Ahead they came to a truncated version of a city center. An administration building, a coffee shop, diner, and police station. Sean almost felt giddy. He pulled into the front of the cop shop.
“I'm turning it off,” he said to his wife. “Don't want to run out of gas. I'll be quick.”
He jumped out and climbed over a snowdrift. The sidew
alk hadn't been cleared, and there were no tracks. But what did he expect at midnight on a weeknight in a town the size of a basketball court?
He tried the front door. It was locked.
This time he swore clearly and loudly. His feet were still soaked, and now they were absorbing snow from surrounding drifts with industrial speed.
Sean stepped back and tried to see in the window. No candles or emergency lighting were evident.
Since his feet were already soggy, he surrendered to the snow and headed south. A small diner with a long counter and four booths at the end was next. Lights were on and this time the door worked.
. . .
THE SHORT ORDER COOK, standing behind the deli counter, was wearing blue jeans and a soup-stained smock over a brightly colored Hawaiian shirt.
The man couldn't hide his surprise when Sean walked in the door. Sean guessed what he was thinking – a stranger in town.
The classic movie plot and he was it.
“Hi,” said Sean. The man just nodded. “Nice night.”
Sean stomped his feet, trying to lose some of the snow piled up on his running shoes. The man looked down at Sean's footwear like he had never seen hi-tops before.
“We're just closing up,” said the restaurateur.

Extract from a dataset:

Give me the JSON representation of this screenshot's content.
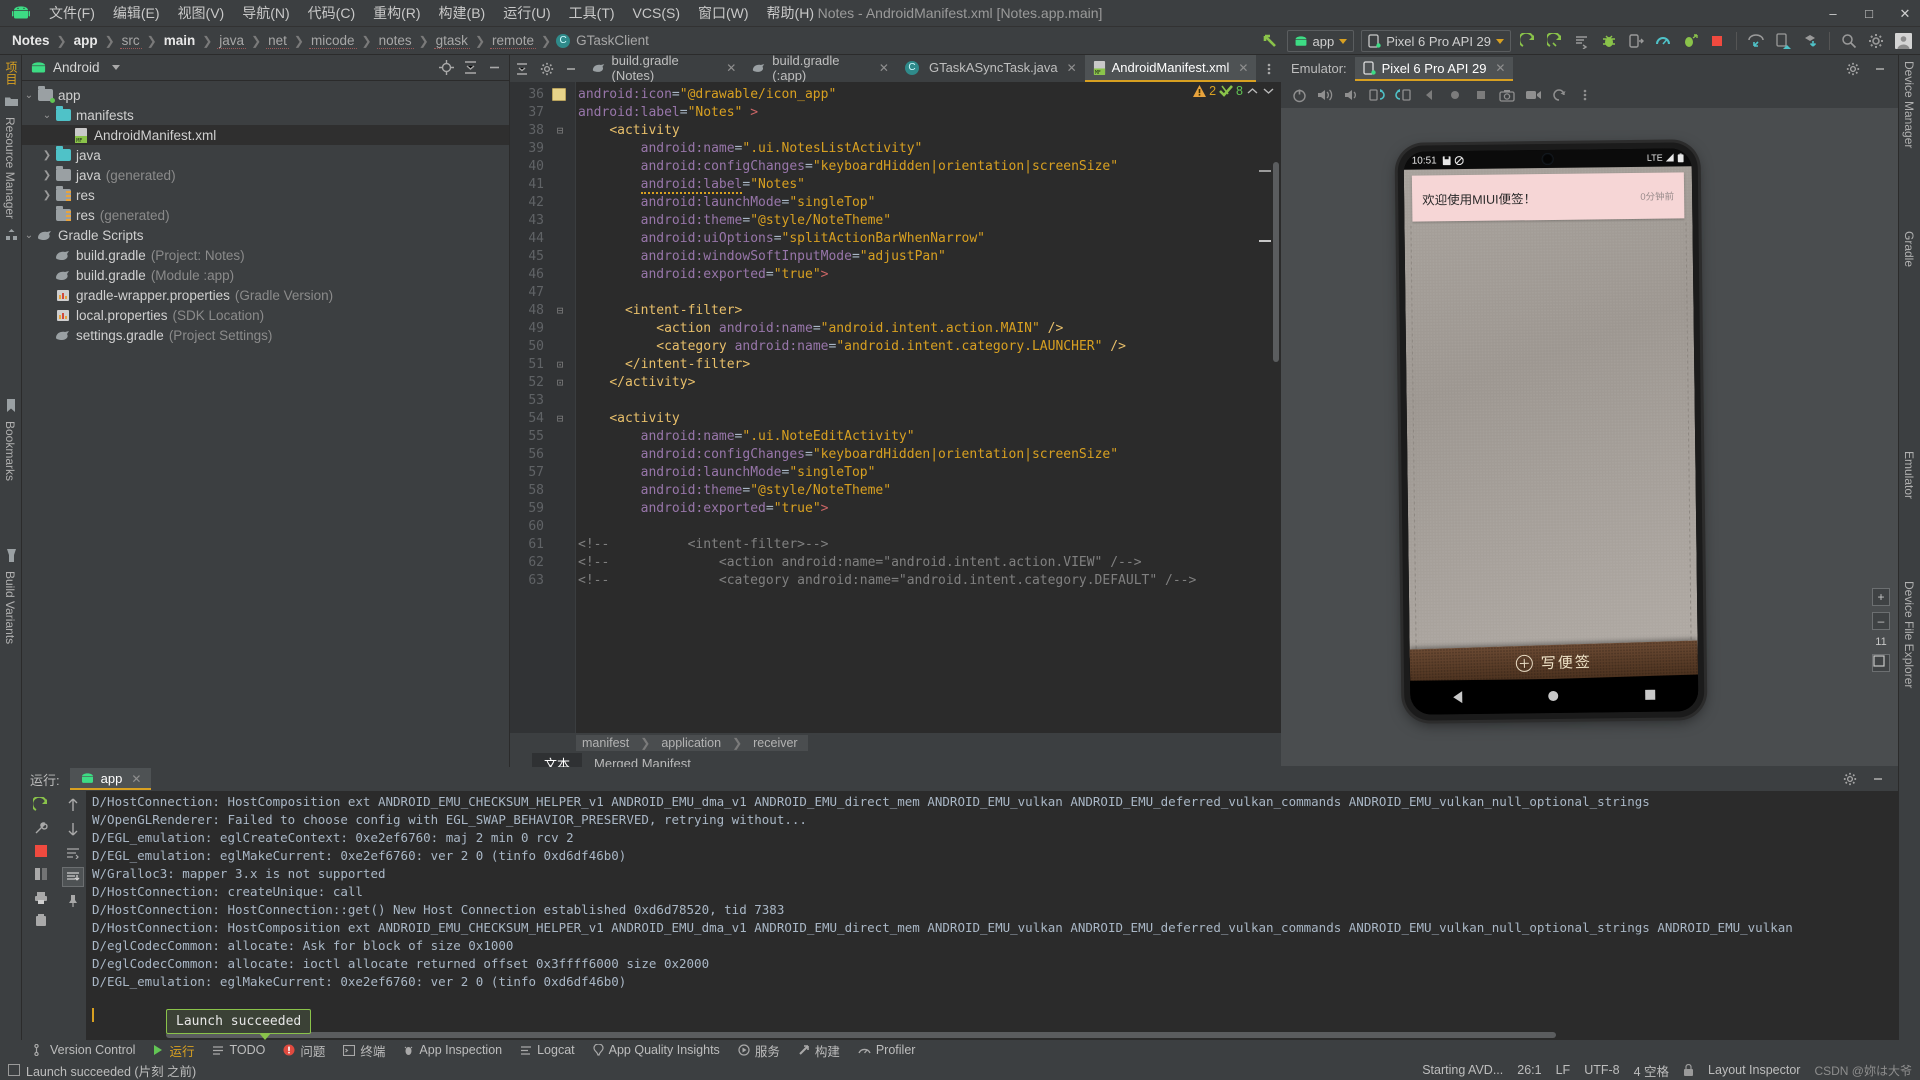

“What time is it?” asked Sean. He didn't wear a watch, and his phone was in the car.
“Ten-thirty.” Later than Sean thought. And an odd time to lock-up.
He looked down the length of the service counter. Two customers were hunched over coffee mugs. One was an older male wearing a filthy brown parka, next to him a younger man in a windbreaker, his face covered in purple bruises. They both had their eyes on the visitor.
“I'm almost out of fuel,” said Sean. “I was wondering if there was a gas station in town.”
“Where you headed?” said Mr. Hawaii, hunched over behind the counter.
“Fargo. We have a doctor's appointment there in the morning.”
The guy behind the counter relaxed slightly. “The gas station is closed. Locks up at eight. But sometimes Bill will open 'er up if someone needs a fill.”